Not just Republicans, but President Biden and the 2020 Democratic National Platform have backed Gen IV nuclear power. The latter, for the first time since the Democrats’ 1972 platform, endorses nukes in a passage supporting “all zero-carbon technologies, including hydroelectric power, geothermal, existing and advanced nuclear, and carbon capture and storage.” Even Rep. Alexandria Ocasio-Cortez (D-N.Y.), leader of The Squad of liberal representatives, has said her Green New Deal “leaves the door open on nuclear so that we can have that conversation.”
Unfortunately, California’s only remaining nuclear power plant, at Diablo Canyon, is scheduled to be shut down in 2025. Of course it’s not a Gen IV plant. Yet it is still structurally sound.

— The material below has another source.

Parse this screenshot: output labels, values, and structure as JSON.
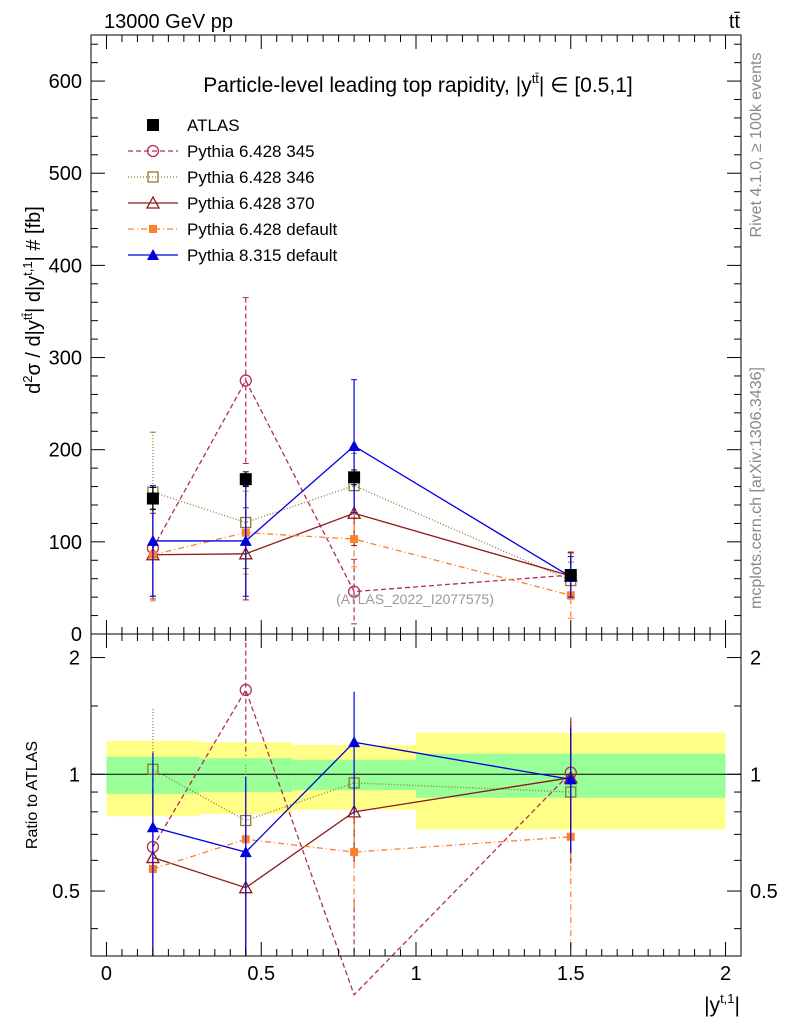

And the attitude toward it reflects general state policy toward all nuclear power.
Yet a study from November 2021 by scientists at Stanford University and the Massachusetts Institute of Technology recommended it be kept open until 2035. It’s called “An Assessment of the Diablo-Canyon Nuclear Plant for Zero-Carbon Electricity, Desalination, and Hydrogen Production.”
“Even assuming rapid and unconstrained buildout of renewable energy, the continued operation of Diablo Canyon would significantly reduce California’s use of natural gas for electricity production from 2025 to 2035 by approximately 10.2 TWh [terawatt hour; which is 1 trillion watt hours] per year. In doing so, Diablo Canyon would also reduce California carbon emissions by an average of 7 Mt [metric tons of] CO2 a year from 2025-2035, corresponding to an 11 percent reduction in CO2from the electricity sector relative to 2017 levels, for a cumulative total of 35 Mt CO2from 2025-2030 alone …
“To achieve a zero-carbon economy, California will likely need hundreds of millions of kilograms of hydrogen-based, zero-carbon fuels annually. Hydrogen is currently produced from unabated natural gas, which results in significant carbon emissions. As with renewables, producing hydrogen from nuclear energy results in no carbon emissions …
China Isn’t ‘Woke’
But who is going to develop and build the new plants? In technology, the first to market usually dominates the industry. Technology this advanced requires promoting the smartest people not only at the top positions, but also at the crucial mid-level engineering positions.China’s control by the Chinese Communist Party suppresses crucial civil liberties, which brings its own limitations. But the party is hellbent on advancing technology in all areas, including nuclear power generation. For science, at least, it is a strong meritocracy.
By contrast, the United States for a decade has fallen into a paroxysm of “wokeism.” Even science now is subject to criteria based on political factors instead of merit. A year ago in May, the University of California, the world’s premiere state-run system, dropped the SAT intelligence test for admission.
So, instead of admitting and graduating the best and the brightest in science, math, technology, and engineering, to compete with China’s best, we’ll be promoting those who check the correct “woke” boxes on application forms.
California has the facilities and the brainpower to lead the world in Gen IV and other technologies. It can do so only if the San Francisco parent revolt spreads across the whole state.